Durante o jantar de posse dos 10 novos executivos do conselho deliberativo, quando os dados foram apresentados, a ABES também anunciou o seu programa de integridade e compilance, desenvolvido pelo Escritório Mattos Filho.

A iniciativa objetiva educar seus associados para que sejam desenvolvidos programas semelhantes, além da incorporação de regras éticas contra a corrupção e a concorrência desleal, incentivando o crescimento do setor de tecnologia.

“Além de trazer mais transparência nas relações da entidade com seus associados, colaboradores, fornecedores e entes públicos, esses documentos servirão como um guia para que os nossos associados possam criar seu próprio Programa de Integridade e Compliance.
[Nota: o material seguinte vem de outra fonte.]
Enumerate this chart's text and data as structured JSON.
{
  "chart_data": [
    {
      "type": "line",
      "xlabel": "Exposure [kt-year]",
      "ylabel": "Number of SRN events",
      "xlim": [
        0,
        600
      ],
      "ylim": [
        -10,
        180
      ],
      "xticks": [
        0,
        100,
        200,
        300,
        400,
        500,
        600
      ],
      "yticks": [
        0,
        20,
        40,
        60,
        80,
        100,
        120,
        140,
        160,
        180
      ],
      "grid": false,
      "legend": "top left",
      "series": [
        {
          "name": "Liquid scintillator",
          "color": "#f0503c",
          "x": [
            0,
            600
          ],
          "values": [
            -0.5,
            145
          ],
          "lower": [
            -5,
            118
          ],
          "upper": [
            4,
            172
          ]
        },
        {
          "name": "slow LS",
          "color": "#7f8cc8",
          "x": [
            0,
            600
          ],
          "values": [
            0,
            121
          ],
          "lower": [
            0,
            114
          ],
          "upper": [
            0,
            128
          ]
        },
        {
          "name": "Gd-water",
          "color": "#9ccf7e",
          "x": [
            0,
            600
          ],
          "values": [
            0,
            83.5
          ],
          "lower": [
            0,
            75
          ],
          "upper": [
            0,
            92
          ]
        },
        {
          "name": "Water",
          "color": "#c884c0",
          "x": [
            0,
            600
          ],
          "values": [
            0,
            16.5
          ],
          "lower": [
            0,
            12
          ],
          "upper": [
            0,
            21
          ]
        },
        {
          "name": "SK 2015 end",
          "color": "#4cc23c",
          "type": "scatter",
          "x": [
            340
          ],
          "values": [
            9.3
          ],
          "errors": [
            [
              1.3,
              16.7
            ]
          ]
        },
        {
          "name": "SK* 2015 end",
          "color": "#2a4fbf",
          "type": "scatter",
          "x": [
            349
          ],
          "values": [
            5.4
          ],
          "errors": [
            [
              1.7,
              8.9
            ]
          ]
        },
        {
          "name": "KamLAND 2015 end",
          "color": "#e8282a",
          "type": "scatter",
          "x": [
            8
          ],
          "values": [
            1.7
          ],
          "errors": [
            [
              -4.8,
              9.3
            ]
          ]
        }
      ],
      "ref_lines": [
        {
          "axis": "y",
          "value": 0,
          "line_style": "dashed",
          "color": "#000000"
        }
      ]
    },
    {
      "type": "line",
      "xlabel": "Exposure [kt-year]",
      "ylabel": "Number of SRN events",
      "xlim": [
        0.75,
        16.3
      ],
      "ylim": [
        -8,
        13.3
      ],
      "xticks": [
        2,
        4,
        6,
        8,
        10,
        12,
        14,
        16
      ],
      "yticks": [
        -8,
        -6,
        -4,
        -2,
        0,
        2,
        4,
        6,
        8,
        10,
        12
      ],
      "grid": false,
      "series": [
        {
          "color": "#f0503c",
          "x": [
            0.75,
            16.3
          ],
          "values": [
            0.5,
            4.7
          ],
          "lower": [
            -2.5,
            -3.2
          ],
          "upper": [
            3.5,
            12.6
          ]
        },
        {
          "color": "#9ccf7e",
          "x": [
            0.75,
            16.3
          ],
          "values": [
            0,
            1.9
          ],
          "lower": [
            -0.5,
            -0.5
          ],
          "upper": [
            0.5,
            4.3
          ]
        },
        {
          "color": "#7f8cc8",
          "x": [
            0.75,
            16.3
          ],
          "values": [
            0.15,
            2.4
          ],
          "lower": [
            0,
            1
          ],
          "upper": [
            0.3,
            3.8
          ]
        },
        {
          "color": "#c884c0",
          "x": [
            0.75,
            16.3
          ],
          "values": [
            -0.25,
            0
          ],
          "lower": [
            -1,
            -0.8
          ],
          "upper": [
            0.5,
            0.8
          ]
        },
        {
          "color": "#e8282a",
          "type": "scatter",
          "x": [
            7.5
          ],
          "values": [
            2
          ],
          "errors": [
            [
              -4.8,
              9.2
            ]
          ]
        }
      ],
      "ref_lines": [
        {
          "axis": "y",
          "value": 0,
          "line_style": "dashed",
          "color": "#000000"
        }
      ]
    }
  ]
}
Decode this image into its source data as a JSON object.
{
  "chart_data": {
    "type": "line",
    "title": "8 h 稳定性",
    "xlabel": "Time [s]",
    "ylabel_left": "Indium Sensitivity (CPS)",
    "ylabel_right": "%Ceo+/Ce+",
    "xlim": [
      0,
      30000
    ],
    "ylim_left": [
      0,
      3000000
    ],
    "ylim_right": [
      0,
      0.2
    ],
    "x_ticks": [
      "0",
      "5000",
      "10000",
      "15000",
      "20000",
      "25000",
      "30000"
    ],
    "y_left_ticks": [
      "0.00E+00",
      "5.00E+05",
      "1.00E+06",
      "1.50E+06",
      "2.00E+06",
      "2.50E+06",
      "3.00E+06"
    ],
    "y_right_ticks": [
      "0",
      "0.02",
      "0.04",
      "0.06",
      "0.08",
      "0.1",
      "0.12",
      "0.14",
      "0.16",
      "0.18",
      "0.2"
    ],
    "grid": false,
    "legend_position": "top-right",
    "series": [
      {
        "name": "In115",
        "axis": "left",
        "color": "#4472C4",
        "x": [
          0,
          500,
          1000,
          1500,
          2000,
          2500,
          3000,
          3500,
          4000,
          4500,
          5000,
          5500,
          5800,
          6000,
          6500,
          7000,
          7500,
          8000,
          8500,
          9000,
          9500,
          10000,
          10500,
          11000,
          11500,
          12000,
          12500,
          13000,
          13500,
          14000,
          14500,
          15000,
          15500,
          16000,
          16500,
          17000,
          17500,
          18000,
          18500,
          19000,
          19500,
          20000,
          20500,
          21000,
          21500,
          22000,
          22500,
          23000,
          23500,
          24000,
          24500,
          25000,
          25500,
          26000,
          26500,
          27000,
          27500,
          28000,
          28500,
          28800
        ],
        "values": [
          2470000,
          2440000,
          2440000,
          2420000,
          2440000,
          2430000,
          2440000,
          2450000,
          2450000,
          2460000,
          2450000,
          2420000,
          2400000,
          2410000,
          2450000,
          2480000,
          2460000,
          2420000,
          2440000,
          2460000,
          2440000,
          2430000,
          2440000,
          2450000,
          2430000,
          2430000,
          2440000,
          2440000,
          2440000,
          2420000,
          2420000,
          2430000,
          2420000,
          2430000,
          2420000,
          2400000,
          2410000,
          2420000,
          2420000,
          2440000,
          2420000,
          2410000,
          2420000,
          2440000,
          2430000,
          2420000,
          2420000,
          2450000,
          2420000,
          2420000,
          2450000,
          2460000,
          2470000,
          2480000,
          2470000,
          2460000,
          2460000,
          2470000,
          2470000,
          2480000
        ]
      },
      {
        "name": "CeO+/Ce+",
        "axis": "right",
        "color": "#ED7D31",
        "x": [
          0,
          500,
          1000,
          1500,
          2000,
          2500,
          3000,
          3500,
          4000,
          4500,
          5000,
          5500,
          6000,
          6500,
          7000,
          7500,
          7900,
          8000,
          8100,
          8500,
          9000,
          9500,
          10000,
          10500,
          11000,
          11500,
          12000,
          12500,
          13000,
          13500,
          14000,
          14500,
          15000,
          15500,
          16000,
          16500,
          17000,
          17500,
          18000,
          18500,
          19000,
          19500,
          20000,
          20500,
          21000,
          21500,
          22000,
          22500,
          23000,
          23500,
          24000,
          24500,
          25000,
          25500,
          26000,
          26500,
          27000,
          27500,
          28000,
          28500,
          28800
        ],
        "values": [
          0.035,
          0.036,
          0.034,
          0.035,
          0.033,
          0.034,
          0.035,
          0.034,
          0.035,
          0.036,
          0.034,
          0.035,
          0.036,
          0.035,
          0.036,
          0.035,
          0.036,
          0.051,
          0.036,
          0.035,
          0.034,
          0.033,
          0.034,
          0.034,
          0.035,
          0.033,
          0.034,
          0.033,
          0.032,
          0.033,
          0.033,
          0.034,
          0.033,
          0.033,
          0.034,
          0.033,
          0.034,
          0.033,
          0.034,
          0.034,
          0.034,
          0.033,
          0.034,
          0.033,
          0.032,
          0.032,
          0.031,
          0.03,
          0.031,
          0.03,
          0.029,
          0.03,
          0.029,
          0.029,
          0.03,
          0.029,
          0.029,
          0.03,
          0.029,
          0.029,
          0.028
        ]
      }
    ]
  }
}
Todos os documentos poderão ser acessados no Portal da ABES”, destacou o presidente da ABES, Francisco Camargo.

Ademais, está previsto dentro do programa a criação de um portal para denúncias anônimas independente, permitindo que os associados denunciem qualquer atitude antiética ou corrupta dentro das empresas.

O evento de apresentação do conselho deliberativo e de anúncio dos novos dados do setor contou com a presença do secretário de Política de Informática do Ministério da Ciência, Tecnologia, Inovações e Comunicações, Thiago Camargo; e da chefe do Departamento de Produtos da Área de Planejamento do Banco Nacional do Desenvolvimento (BNDES), Irecê Fraga.